Last year, the ISO released a 20 percent renewable portfolio standard integration report and commenced efforts to ensure it has sufficient tools to integrate renewable resources to satisfy the 33 percent renewable portfolio standard by 2020. The ISO adopted, and FERC approved, additional reforms to its transmission planning process in 2010 that allow approval of policy-driven transmission infrastructure projects. This authority will help the ISO plan for transmission expansions necessary to interconnect renewable resources.
Smart grid technologies represent the next stage in the evolution of the power system by improving data acquisition, analysis, control, and efficiency of the electric power grid. In 2010, the US Department of Energy approved an $8 million grant for ISO-NE and the New England transmission owners to add more than 35 new phasor measurement units (PMUs). The $18 million project to install these high-speed sensors at different points across the six-state transmission system will help ISO-NE system operators more accurately monitor system conditions by providing information on the system’s status 30 times per second, rather than every four seconds as in the current configuration.
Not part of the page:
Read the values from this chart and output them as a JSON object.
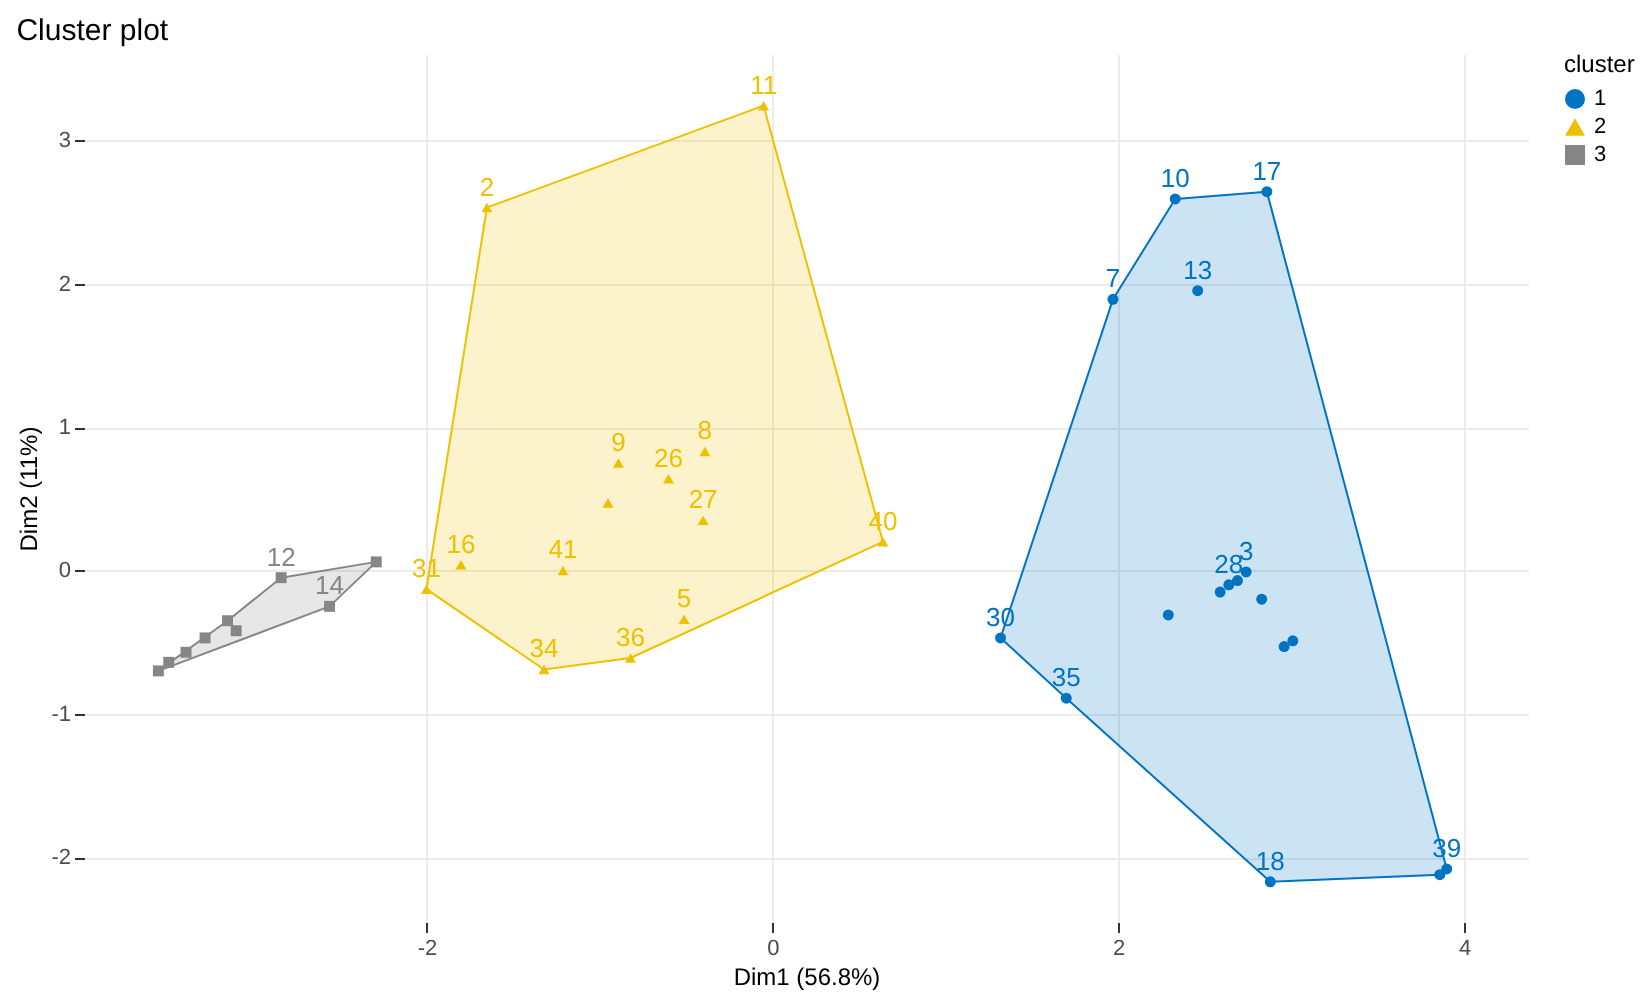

Midwest ISO collaborated with stakeholders to develop Value Proposition metrics to measure the value of Midwest ISO. The benefits studied are: reliability, energy dispatch, unloaded capacity, regulation, spinning reserves, wind integration, diversity of resources in the footprint, generator availability, and two categories of demand response (dynamic pricing and interruptibles). Our 2010 Value Proposition shows realized annual benefits between $650 million to $875 million in annual net economic benefits to our region. Each of these is described in the following pages.
Locational price signals in the NYISO energy and capacity markets have driven investments in areas where the demand for electricity and, consequently, the prices are the highest. Such price signals drove investment in generation and demand technologies that allowed NYISO to defer transmission investments. The savings associated with location of generation and demand response resources are estimated at $500 million annually. This estimate is based on the transmission congestion costs that would have been incurred to transport power from other regions and the costs that would have been incurred to add new transmission capacity.
PJM has partnered with the University of Delaware and the state to operate modified plug-in hybrid electric vehicle charging at PJM’s direction. They receive payments depending on the hours they are plugged in and the hourly price paid for regulation service. PJM has also partnered with storage projects to gain direct experience as they participate in the Regulation Market. AES Corp.’s one-megawatt battery trailer has been providing regulation service to the PJM grid since 2009. New to storage testing on PJM’s campus is a pilot to demonstrate how thermal storage can participate in PJM’s Energy and Regulation markets. A 105-gallon electric water heater both provides hot water to the building and responds instantly to grid changes with a pricing and regulation signal from PJM dispatch.